Veteran Skills and STEM Careers

Earlier this year, the House of Representatives passed the Supporting Veterans in STEM Careers Act, which President Trump is expected to sign into law. This landmark support for veteran’s job opportunities highlights the growing prominence of STEM education and skills as a pathway to better-paying and long-term career paths. Rosalinda Maury, the Director of Applied Research and Analytics at Syracuse University’s Institute for Veterans and Military Families, recently provided her perspective on this initiative in an interview for Syracuse University News

Primarily, the legislation provides veterans job opportunities by expanding their access to existing National Science Foundation (NSF) programs that will benefit from veteran skills. The consensus among labor market experts and veterans support groups is that this legislation provides more pathways to education and resources required to enter the STEM field at a higher-paying level and in a secure industry. At a time when the labor market has grown increasingly competitive across the board, the additional resources available to veterans can have a major impact on increasing employment rates and income levels for veterans in their career transition. 

Making the Transition from Military to a Civilian STEM Career

One of the major reasons why policy experts are overwhelmingly supportive of a STEM career transition initiative for veterans is that the military fosters and develops many STEM skills that build a foundation for veteran’s job opportunities in science and technology fields. Veteran skills translate exceedingly well to STEM skills, especially when veterans are proactively enrolled in a STEM education or training program after leaving the military. This makes it easier for veterans as civilians to rely on their veteran skills that they learned in their military careers to make a positive impression on prospective employers and excel in their career transition. 

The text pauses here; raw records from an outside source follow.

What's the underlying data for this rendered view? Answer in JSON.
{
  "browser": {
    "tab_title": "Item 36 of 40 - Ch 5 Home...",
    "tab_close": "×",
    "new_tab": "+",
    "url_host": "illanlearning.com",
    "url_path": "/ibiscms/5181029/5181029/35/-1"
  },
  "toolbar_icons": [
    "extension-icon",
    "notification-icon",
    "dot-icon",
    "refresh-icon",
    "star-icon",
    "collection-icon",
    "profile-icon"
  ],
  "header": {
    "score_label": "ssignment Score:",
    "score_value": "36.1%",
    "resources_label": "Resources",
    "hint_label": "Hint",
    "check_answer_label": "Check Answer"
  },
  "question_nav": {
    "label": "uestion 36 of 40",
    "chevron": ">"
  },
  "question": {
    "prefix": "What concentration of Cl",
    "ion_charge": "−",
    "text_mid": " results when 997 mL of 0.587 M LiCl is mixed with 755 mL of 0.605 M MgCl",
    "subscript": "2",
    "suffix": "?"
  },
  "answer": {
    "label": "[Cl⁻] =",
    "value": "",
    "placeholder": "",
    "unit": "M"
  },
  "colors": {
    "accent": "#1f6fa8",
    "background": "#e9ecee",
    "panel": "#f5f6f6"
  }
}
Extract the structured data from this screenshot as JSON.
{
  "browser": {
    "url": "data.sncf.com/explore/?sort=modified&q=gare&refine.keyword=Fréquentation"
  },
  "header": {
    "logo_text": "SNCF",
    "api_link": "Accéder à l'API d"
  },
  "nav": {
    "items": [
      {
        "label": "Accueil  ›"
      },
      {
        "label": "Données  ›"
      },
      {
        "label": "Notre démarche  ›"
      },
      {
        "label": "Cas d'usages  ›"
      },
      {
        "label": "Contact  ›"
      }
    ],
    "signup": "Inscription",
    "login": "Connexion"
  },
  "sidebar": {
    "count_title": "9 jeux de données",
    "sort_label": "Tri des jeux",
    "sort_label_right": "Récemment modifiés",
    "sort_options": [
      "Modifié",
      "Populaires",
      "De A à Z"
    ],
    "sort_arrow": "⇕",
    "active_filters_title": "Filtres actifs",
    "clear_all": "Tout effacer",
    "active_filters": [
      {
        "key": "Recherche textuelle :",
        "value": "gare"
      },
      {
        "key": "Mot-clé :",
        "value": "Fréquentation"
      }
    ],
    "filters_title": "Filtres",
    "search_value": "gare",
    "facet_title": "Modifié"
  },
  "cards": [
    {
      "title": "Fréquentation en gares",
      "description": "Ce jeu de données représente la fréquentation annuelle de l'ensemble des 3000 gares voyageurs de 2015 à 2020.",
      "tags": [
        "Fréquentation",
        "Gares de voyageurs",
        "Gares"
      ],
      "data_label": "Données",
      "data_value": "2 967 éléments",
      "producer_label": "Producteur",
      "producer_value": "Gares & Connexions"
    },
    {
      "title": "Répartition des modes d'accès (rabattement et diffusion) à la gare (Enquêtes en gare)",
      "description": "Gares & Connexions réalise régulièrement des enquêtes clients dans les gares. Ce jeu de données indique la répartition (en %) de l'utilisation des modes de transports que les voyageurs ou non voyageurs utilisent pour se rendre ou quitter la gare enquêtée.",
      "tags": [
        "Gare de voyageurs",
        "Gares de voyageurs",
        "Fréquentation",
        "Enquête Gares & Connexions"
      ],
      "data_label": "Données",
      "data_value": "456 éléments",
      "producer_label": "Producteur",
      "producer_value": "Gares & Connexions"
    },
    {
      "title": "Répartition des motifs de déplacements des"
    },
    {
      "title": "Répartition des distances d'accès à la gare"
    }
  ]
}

Even though further education or training may be required to completely transition a veteran to a long-term STEM career, they are generally well-suited with the veteran skills, work ethic and discipline necessary to pursue complex STEM concepts. Employers will undoubtedly benefit from the valuable combination of veteran skills, STEM education and training and proven work ethic from extending veterans job opportunities. Notably, these advantages of providing veterans job opportunities in STEM careers are in addition to the federally backed incentives to employers to increase veterans job opportunities. 

Overcoming Challenges to Beginning a STEM Career 

Veteran skills and work experience lend themselves to pursuing a STEM career, but the further training and education that may be required can take a major time commitment and financial resources. Some veterans may experience G.I. Bill benefits running out or the challenge of balancing home and work commitments against completing an educational program. Extending resources to veterans during this time of transition will provide veterans job opportunities that they may not otherwise have access to but certainly have the veteran skills and STEM potential to fill.